Massage aims to help tissues of the body, including muscles, tendons, ligaments, and joints recover and rejuvenate from strains and stresses. Massage can be applied just to isolated parts of the body (eg legs or back) or to the whole body, to heal injury, relieve psychological stress, manage pain, and improve circulation.

Practice: Massage feels great and is a fantastic physical and mental recovery tool. Make sure you find a massage practitioner that:

  1. You like – someone you can communicate with.
  2. Has experience working with athletes and ideally endurance athletes.
  3. One who really understands the “good hurt” concept.

A good recovery massage is one which facilitates and encourages natural healing and regenerative processes. It is normal and usual to feel a little soreness after a massage but if the soreness persists for more than a day or so after the massage it is possible the healing has become “hindering” and may have even made things worse.

Mental recovery, tired brain, Tired Athlete

Theory: There is no doubt that a triathlete can become tired mentally as well as physically. It is important to include a mental recovery program in your overall recovery strategy.
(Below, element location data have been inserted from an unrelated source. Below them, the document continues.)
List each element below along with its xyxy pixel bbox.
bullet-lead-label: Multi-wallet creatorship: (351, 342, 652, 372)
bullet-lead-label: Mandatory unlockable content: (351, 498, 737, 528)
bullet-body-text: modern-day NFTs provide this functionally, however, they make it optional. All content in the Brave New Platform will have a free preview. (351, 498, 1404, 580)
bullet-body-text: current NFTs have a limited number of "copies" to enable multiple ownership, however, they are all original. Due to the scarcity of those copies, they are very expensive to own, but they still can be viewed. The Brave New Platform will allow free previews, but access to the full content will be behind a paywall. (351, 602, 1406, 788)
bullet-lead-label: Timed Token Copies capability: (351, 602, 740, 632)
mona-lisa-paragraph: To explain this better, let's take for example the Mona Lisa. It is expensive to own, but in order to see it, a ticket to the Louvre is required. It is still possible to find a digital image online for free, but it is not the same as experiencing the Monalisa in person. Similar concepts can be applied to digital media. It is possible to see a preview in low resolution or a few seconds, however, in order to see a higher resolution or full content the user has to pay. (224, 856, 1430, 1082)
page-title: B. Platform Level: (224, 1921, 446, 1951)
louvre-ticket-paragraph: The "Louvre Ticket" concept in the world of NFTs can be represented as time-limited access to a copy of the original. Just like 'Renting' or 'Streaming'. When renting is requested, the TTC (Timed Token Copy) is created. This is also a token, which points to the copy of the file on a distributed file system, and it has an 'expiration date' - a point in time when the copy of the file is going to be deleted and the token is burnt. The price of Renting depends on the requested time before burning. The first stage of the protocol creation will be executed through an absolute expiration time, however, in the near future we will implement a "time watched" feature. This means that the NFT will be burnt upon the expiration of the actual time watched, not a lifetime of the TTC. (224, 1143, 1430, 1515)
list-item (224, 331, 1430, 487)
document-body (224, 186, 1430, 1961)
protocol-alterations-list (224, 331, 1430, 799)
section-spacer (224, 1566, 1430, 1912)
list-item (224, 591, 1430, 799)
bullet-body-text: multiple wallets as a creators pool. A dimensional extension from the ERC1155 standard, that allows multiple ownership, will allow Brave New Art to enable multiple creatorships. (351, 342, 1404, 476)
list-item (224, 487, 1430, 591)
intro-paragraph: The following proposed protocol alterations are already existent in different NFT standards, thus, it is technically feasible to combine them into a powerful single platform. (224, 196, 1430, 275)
Practice: Try the F.E.E.L. system of measuring and managing mental fatigue and to help your plan a psychological recovery program.
F – Feeling. There is a strong link between how you “feel” and how you train or race. If you feel flat, low, tied, sore, irritable and fatigued, you tend to train and race poorly. Keep in tune with your feelings – they can be a great indicator of how your body is responding to hard training.
E – Emotions. Emotions can also be an indicator of how your body is adapting to training. Negative emotions, negative thoughts and negative feelings only lead to one thing………….more of them.
E – Energy. Tired, fatigued people will often feel low on energy. Monitor these energy feelings and use them to provide you with feedback on how your body and mind are dealing with training and racing loads.
L – Learn to monitor then manage your emotional fatigue.
Many world class athletes find it useful to measure and monitor their physical and mental fatigue by using a well being chart.

It takes only moments to complete and it provides a very clear visual picture on your state of fatigue and recovery.

5 4 3 2 1
Fatigue / Tiredness Very fresh Fresh Normal More tired than normal Constantly tired
Sleep Very restful Good Trouble falling asleep Restless sleep Cant sleep at all
Soreness Feel great Feeling good Normal Feel al little tight and sore Really sore
Stress Very relaxed Relaxed Normal Feeling stressed Very stressed / hard to function
Feelings Very positive mood/ feel great A generally good mood / feel okay Seems to have lost interest in training Snapping at training partners, family and co-workers Highly annoyed / irritable/ down

Triathlete Well Being Chart – Circle the response that feels most relevant to you.

1 2 3 4 5 6 7 8 9 10
Tired, flat, negative, lethargic, stressed. Feel fantastic, fresh, positive, energized, wonderful.

Triathlete Well Being Chart - Circle the number which best represents how you feel today.